RIT students Cara Steinberg, left, Alexia Bernardo and Claire Noble work on their Wearable Stress Monitor prototype before the Imagine RIT festival, held May 7. The Women in Computing team will have festivalgoers test out the bracelet and app, aimed at helping children with anxiety and stress.

Keep calm and carry on, as you test out the stress monitor bracelet and app at the Imagine RIT: Innovation and Creativity Festival on May 7.

Students from RIT’s Women in Computing group will show how they created a wearable stress monitor prototype, aimed at helping children and those with stress and anxiety. The interactive exhibit, located in the Computer Zone in the Golisano Hall atrium, will allow festivalgoers to try out the bracelet and accompanying app.

The cuff-style bracelet uses the wearable electronics platform Flora to detect the pulse and stress levels of the person wearing the device. A Galvanic Skin Response (GSR) Sensor in the bracelet allows the device to detect changes in skin pore sizes and correlate that information to certain emotional ranges, such as happiness, sadness and anger. Using an accelerometer, the bracelet can also sense the activity level of the user.

“All of that information connects through Bluetooth to an Android app that we also created,” said Alexia Bernardo, a first-year game design and development major from Pine Bush, N.Y. “We can use this information to help children with anxiety calm themselves when no one else is around to help them.”
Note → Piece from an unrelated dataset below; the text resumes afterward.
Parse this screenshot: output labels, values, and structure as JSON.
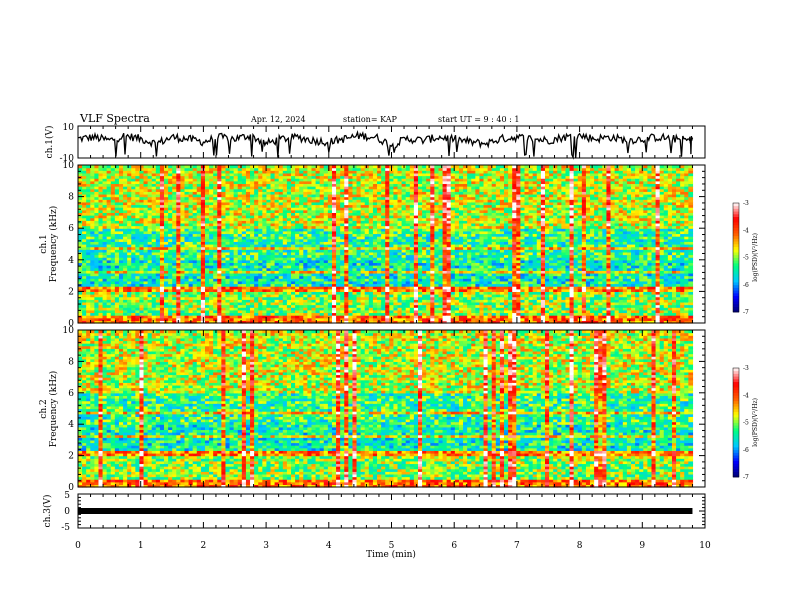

The bracelet can display a customized soothing colorful light pattern to reduce the stress of someone wearing it. The app interprets the readings, including pulse, into a graph. The app can also contact friends or family that can help the user, if needed.
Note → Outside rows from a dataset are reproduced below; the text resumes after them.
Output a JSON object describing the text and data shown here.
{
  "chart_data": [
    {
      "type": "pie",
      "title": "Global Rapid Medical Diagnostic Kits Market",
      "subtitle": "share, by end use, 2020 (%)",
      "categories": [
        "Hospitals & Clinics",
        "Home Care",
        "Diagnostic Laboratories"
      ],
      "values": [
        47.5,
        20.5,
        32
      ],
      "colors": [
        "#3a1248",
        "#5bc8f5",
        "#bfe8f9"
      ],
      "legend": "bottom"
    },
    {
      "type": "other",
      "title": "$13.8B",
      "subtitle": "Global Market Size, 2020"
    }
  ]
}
The project is being created by Bernardo; Claire Noble, a second-year web and mobile computing major from Berkeley, Calif.; Cara Steinberg, a second-year computer science major, from Monroe, N.Y.; and Matthew Crocco, a first-year computer science student from Oceanside, N.Y. The team began the project last fall as part of the Women in Computing Projects Committee, where students can come together to work on extracurricular multidisciplinary projects. Another team of WiC students will showcase their Raspberry Pi game emulators in the Golisano Atrium at Imagine RIT.

“We see the monitor and app as a possible alternative to medicating children with stress and anxiety,” said Noble. “After Imagine RIT, we plan to continue adding to and improving the monitor, in hopes of helping improve people’s lives.”